Massenbaumhaltung

Ausgezählt

Den größten Teil seiner Geschichte hat der Mensch im Wald gelebt. So lässt sich erklären, warum jede radikale Veränderung zwischen Buchen, Eichen und Tannen uns in eine tiefe Melancholie fallen lässt. Wehmütig schockiert schauen wir auf die braunen Skelette der Fichten, der eigentlich immergrünen Bäume, Symbol des ewigen Lichts und immerwährenden Lebens. Tränen des Abschieds sind jedoch nur bedingt angebracht. Was wir mit den Fichten bei zunehmender Trockenheit sterben sehen, ist weit entfernt vom wilden Wald unserer Träume und kollektiven Erinnerungen. Es sind von Menschenhand angelegte Baumplantagen zum Zwecke der wirtschaftlichen Nutzung. Was zu Ende gehen will, ist also eine Form der Massenbaumhaltung.
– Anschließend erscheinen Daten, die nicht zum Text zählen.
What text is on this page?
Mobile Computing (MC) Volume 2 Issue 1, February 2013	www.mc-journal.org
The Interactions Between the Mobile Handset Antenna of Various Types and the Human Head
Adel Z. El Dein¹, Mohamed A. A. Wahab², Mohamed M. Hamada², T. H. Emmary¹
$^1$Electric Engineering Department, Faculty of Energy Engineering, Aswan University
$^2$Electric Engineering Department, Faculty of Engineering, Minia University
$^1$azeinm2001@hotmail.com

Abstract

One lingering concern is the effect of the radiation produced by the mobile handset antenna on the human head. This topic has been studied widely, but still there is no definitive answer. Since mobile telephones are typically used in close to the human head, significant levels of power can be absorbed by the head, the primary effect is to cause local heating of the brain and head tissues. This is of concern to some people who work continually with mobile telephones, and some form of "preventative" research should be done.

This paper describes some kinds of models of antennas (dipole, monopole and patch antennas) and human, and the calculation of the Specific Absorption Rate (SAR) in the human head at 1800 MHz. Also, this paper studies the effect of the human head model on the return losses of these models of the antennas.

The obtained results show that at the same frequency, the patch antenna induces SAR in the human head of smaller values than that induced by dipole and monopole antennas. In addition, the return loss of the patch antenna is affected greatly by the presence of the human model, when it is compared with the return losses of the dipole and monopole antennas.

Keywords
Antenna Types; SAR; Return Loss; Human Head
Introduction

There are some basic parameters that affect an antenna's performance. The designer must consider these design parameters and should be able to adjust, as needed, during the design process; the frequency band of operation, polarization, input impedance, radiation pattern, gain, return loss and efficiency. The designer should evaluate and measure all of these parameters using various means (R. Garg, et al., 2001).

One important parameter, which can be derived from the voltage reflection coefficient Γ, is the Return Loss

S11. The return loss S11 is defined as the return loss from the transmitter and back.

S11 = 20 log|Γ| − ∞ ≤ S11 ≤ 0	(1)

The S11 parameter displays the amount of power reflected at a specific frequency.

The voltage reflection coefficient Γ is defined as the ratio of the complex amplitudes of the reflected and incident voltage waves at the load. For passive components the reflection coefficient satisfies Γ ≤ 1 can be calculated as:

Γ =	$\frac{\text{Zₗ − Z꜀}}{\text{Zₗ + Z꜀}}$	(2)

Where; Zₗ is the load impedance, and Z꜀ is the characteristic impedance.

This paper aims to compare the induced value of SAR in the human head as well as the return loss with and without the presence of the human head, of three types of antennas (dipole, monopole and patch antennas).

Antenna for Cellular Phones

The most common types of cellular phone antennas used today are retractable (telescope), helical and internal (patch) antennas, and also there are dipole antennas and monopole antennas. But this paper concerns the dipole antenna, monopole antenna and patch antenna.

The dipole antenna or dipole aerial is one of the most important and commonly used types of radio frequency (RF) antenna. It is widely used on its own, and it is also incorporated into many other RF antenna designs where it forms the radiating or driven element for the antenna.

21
Eigentlich müssten wir dem Borkenkäfer dankbar sein. Er schafft Platz für Neues, arbeitet mit daran, ein gestörtes System wieder in Balance zu bringen. Dabei geht es dem Käfer nicht darum, zu siegen und Verlierer hinter sich zu lassen. Er hat einfach eine Aufgabe zu erfüllen nach den immer gültigen Gesetzen des Universums.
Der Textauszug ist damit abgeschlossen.